Dans la continuité d’Essentiel 2020 et de son plan d’économie Explore 2020 accélérant les suppressions d’emplois, ce baromètre marque une rupture avec le précédent. Il sera moins axé sur l’humain et davantage la priorité de « faire vivre aux clients une expérience incomparable ». Si nous comprenons l’élargissement du périmètre de salariés sondés au niveau du Groupe, nous nous interrogeons sur la mesure qui pourra être faite de l’état d’esprit des personnels ainsi que de leurs aspirations, puisque le questionnement se fera essentiellement sur la mise en œuvre de la promesse employeur. Nous souhaitons donc qu’une information soit faite en CNHSCT afin d’avoir une vision plus axée « terrain » de la mesure de la performance sociale de l’entreprise. Seule une participation massive des salariés permettra une analyse exhaustive des problématiques constituant le quotidien de la force humaine de l’entreprise.

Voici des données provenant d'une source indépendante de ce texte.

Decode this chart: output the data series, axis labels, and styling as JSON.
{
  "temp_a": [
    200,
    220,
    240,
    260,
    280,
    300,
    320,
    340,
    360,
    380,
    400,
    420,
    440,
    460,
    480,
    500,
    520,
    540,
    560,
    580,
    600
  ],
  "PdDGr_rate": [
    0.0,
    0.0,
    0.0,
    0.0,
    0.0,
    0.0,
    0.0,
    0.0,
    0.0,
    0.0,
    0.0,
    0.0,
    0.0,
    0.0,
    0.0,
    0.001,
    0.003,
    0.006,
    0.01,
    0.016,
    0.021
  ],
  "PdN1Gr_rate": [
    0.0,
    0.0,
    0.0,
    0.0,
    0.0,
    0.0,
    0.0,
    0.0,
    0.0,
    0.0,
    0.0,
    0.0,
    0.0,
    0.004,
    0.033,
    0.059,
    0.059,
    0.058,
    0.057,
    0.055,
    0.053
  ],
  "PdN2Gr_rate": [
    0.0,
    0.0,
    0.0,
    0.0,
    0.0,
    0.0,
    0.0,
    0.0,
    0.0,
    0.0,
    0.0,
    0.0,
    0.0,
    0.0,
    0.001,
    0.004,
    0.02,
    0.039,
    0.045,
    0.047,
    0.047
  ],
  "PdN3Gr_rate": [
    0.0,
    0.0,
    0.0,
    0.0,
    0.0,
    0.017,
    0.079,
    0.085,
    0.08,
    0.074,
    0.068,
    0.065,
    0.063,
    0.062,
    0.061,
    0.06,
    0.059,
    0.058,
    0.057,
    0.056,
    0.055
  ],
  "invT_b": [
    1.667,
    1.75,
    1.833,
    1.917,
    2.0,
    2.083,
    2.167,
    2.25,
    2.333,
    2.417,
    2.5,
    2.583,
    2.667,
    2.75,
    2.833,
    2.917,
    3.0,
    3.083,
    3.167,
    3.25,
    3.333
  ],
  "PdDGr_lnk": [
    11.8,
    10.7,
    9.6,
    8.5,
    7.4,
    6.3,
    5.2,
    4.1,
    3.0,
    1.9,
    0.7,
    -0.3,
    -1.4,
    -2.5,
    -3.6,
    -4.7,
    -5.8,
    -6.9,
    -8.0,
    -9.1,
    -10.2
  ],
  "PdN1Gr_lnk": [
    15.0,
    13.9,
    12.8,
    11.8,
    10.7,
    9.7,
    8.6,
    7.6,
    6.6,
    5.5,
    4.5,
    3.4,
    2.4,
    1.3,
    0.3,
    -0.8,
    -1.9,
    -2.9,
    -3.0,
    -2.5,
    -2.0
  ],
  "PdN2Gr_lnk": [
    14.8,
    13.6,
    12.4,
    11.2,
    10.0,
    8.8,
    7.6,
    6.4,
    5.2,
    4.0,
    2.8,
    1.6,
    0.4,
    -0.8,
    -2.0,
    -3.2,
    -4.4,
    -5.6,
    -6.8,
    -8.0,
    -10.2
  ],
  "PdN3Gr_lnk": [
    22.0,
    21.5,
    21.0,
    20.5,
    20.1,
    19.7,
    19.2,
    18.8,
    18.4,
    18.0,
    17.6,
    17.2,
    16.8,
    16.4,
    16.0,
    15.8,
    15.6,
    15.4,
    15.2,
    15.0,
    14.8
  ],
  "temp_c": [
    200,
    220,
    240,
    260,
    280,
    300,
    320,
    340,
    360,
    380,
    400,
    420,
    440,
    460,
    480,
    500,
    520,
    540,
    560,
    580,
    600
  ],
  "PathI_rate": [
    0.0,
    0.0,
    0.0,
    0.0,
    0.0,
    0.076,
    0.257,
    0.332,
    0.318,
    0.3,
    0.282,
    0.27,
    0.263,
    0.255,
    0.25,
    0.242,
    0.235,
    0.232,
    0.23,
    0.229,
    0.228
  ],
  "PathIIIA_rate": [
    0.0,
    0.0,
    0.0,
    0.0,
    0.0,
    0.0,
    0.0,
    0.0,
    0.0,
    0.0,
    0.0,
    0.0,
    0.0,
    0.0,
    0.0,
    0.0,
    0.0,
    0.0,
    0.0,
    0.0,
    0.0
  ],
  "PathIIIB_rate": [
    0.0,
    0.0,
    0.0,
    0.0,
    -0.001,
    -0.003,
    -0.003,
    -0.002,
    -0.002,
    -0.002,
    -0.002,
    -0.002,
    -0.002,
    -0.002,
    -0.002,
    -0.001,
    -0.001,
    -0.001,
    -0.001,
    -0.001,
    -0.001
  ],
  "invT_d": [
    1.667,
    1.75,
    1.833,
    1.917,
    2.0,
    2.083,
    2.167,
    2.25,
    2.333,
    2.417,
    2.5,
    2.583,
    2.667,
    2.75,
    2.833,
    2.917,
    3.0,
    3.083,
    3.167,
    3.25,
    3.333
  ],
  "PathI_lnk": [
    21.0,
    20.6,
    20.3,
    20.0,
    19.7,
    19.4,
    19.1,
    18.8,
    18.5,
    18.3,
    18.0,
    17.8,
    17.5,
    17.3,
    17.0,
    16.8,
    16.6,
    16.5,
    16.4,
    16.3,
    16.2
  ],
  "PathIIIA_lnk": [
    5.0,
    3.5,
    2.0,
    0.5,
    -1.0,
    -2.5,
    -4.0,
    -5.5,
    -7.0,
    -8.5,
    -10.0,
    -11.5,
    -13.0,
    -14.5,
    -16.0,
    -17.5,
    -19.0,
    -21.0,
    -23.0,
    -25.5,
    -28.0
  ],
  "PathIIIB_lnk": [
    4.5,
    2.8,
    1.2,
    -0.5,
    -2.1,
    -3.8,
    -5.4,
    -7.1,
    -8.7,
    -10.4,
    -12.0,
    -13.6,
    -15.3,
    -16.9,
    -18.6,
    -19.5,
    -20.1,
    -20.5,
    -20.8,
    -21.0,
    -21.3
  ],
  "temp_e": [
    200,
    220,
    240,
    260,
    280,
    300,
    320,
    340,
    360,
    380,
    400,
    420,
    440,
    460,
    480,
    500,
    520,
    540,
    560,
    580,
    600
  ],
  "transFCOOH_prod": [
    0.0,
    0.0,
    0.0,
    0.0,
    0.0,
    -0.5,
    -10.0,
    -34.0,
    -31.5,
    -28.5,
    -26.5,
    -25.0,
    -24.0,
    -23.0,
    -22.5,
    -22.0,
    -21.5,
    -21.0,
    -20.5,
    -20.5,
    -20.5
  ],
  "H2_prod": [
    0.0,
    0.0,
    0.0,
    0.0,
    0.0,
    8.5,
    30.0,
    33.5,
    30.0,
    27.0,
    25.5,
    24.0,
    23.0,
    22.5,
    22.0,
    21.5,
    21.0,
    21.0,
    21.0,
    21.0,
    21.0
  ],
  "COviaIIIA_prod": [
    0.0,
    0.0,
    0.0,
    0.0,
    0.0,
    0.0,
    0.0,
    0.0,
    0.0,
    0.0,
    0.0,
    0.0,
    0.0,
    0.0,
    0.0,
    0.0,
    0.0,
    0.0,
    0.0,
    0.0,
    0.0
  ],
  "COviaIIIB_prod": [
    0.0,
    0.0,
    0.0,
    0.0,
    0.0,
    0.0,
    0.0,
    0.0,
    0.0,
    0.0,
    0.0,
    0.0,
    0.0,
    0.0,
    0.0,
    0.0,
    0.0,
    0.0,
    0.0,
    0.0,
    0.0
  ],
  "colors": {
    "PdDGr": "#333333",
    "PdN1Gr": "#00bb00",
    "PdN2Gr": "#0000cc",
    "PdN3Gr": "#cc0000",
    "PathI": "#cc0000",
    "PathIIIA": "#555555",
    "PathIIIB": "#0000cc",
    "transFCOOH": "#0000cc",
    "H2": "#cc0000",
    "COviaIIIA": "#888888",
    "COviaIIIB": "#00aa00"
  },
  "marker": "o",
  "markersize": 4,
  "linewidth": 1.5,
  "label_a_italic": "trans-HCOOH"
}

FOCom s’oppose à tout nouveau désengagement de l’État dans le capital d’Orange

Concernant la liste des cessions de titres que l’exécutif entend céder, le commissaire aux participations de l’État a annoncé mercredi lors d’une audition devant une commission  de l’Assemblée nationale que l’exécutif prendra sa décision dans le courant de l’automne. Ces opérations devraient alimenter un fonds de 10 milliards d’euros, dont les produits sont censés financer à hauteur d’environ 200 millions par an des investissements dans des secteurs innovants. En dehors d’ADP et d’Engie, les entreprises les plus souvent  citées sont la Française des Jeux, Renault, Safran et… Orange. FOCom rappelle sa totale opposition à toute nouvelle cession des parts détenues par l’État dans le capital d’Orange. L’opérateur historique fait partie, selon nous, des entreprises stratégiques dans le capital desquelles l’État entend rester. Il n’y a pas que la défense, l’énergie nucléaire ou les mines qui soient « stratégiques ». Le numérique et les télécoms, secteur innovant s’il en est,  constituent un enjeu majeur pour l’avenir économique du pays comme pour la sécurité (des réseaux, des serveurs, des données…).